The examine explores the potential of underground salt deposits as multi-functional storage for hydrogen, warmth switch to geothermal vegetation, and CO2 storage.
A standard ingredient, salt, might play a major function within the shift in direction of decrease carbon power sources, in keeping with a current examine carried out by researchers at The College of Texas at Austin’s Bureau of Financial Geology.
The analysis paper describes the potential of huge underground salt formations to behave as storage services for hydrogen, switch warmth to geothermal energy vegetation, and affect CO2 storage. It emphasizes the function that industries with intensive expertise in working with salt, similar to answer mining, salt extraction, and oil and gasoline exploration, may play in supporting this transition.
“We see potential in making use of data and knowledge gained from many many years of analysis, hydrocarbon exploration, and mining in salt basins to power transition applied sciences,” stated lead creator Oliver Duffy, a analysis scientist on the bureau. “In the end, a deeper understanding of how salt behaves will assist us optimize design, scale back threat, and enhance the effectivity of a variety of power transition applied sciences.”

STARR principal investigator Lorena Moscardelli (heart) and postdoctoral researchers Ander Martinez-Doñate (left) and Nur Schuba (proper) with core samples from the Permian Basin in West Texas. The group is assessing new rising power alternatives involving hydrogen storage and carbon seize, utilization and storage on this area. Credit score: Tim Dooley
The examine was printed within the journal Tektonika.
Salt has an influential function in shaping Earth’s subsurface layers. It’s simply squeezed by geologic forces into advanced and large deposits, with some subsurface salt constructions taller than Mount Everest. These constructions and their surrounding geology provide quite a few alternatives for power growth and emissions administration, stated examine co-author Lorena Moscardelli, the director of the bureau’s State of Texas Superior Useful resource Restoration (STARR) program.

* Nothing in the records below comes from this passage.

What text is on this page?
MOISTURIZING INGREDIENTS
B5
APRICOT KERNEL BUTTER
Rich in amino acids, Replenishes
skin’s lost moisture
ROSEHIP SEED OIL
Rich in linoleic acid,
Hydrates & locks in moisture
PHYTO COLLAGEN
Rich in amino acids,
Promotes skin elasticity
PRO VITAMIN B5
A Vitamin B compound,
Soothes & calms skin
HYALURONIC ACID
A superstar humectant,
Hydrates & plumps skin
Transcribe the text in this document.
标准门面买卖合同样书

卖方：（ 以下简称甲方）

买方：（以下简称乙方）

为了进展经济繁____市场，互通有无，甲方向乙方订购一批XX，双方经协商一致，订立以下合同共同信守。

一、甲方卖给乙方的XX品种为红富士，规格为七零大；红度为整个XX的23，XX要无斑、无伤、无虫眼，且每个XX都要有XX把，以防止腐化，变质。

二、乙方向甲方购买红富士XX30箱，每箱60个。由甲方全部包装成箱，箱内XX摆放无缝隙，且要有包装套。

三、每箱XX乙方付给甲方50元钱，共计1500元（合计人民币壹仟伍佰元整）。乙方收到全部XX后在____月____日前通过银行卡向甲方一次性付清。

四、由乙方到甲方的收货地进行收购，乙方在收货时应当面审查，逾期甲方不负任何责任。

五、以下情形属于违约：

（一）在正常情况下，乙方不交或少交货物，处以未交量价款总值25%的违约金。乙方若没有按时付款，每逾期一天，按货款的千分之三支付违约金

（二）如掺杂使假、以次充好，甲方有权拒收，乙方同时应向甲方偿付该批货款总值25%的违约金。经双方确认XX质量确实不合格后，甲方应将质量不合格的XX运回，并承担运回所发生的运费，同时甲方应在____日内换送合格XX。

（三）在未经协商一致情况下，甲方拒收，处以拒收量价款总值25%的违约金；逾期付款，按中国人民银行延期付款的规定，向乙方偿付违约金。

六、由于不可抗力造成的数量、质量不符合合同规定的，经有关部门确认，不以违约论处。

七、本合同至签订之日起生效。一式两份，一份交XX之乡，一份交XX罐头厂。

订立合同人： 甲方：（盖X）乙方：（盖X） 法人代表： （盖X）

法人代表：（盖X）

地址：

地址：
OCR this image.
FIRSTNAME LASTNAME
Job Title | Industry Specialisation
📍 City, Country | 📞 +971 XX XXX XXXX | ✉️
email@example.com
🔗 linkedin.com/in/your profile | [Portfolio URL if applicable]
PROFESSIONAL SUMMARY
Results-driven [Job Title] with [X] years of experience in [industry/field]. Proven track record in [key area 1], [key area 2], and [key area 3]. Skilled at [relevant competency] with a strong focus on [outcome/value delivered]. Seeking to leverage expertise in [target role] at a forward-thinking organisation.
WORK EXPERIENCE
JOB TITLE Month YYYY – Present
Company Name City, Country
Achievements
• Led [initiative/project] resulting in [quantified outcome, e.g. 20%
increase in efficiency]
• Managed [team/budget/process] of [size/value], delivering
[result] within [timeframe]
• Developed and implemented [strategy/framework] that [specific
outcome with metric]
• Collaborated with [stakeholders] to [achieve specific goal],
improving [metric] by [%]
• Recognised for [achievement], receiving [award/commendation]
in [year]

“The co-location of floor infrastructure, renewable power potential, favorable subsurface situations, and proximity to markets is essential to plan for subsurface hydrogen storage,” she stated. “STARR is presently engaged with rising power alternatives in West Texas that contain hydrogen and carbon seize, utilization, and storage potential for the area.”
Salt domes are confirmed containers for hydrogen utilized by oil refineries and the petrochemical trade. In keeping with the paper, these salt formations may be put to make use of as holding pens for hydrogen sure for power manufacturing. What’s extra, the porous rock surrounding them might be used as a everlasting storage spot for CO2 emissions. The examine describes the potential advantages of co-locating hydrogen manufacturing from pure gasoline known as “blue hydrogen” and CO2 storage. Whereas the hydrogen is shipped to salt caverns, the CO2 emissions generated by manufacturing might be saved from the environment by diverting them to the encircling rock for everlasting storage.

Massive underground salt formations have the potential to help within the power transition in myriad methods. Salt deposits can host caverns for hydrogen storage (left) and may help channel warmth for geothermal energy (proper). The geology close to salt formations (heart left) is usually well-suited for everlasting carbon storage, which retains emissions out of the environment by diverting them underground. Credit score: The College of Texas at Austin / Jackson Faculty of Geosciences
With its quite a few salt domes surrounded by porous sedimentary rock, the Texas Gulf Coast is especially effectively fitted to this sort of mixed manufacturing and storage, in keeping with the researchers.
The examine additionally touches on how salt can support within the adoption of next-generation geothermal expertise. Though the trade remains to be in its early phases, the researchers present the way it could make use of salt’s skill to simply conduct warmth from hotter underlying rocks to supply geothermal energy.
Bureau Director Scott Tinker stated that as a result of salt has a task to play in growing new power sources, it’s vital that a number of avenues are totally explored. He stated that researchers on the bureau are taking part in a crucial function in doing simply that.
“Bureau researchers have been finding out subsurface salt formations for a lot of many years. For his or her function in hydrocarbon exploration, as a part of the Strategic Petroleum Reserve, for storage of pure gasoline, and now for his or her potential to retailer hydrogen,” he stated. “That’s the exceptional factor about nice analysis. It simply retains evolving, enhancing, and discovering new purposes.”
Reference: “The Position of Salt Tectonics within the Power Transition: An Overview and Future Challenges” by Oliver Duffy, Michael Hudec, Frank Peel, Gillian Apps, Alex Bump, Lorena Moscardelli, Tim Dooley, Shuvajit Bhattacharya, Kenneth Wisian and Mark Shuster, 20 February 2023, Tektonika.
DOI: 10.55575/tektonika2023.1.1.11
STARR funded the analysis. Their work enhances the analysis of different bureau analysis teams centered on the power transition, similar to GeoH2, AGL and HotRock.
The bureau is a analysis unit of the UT Jackson Faculty of Geosciences.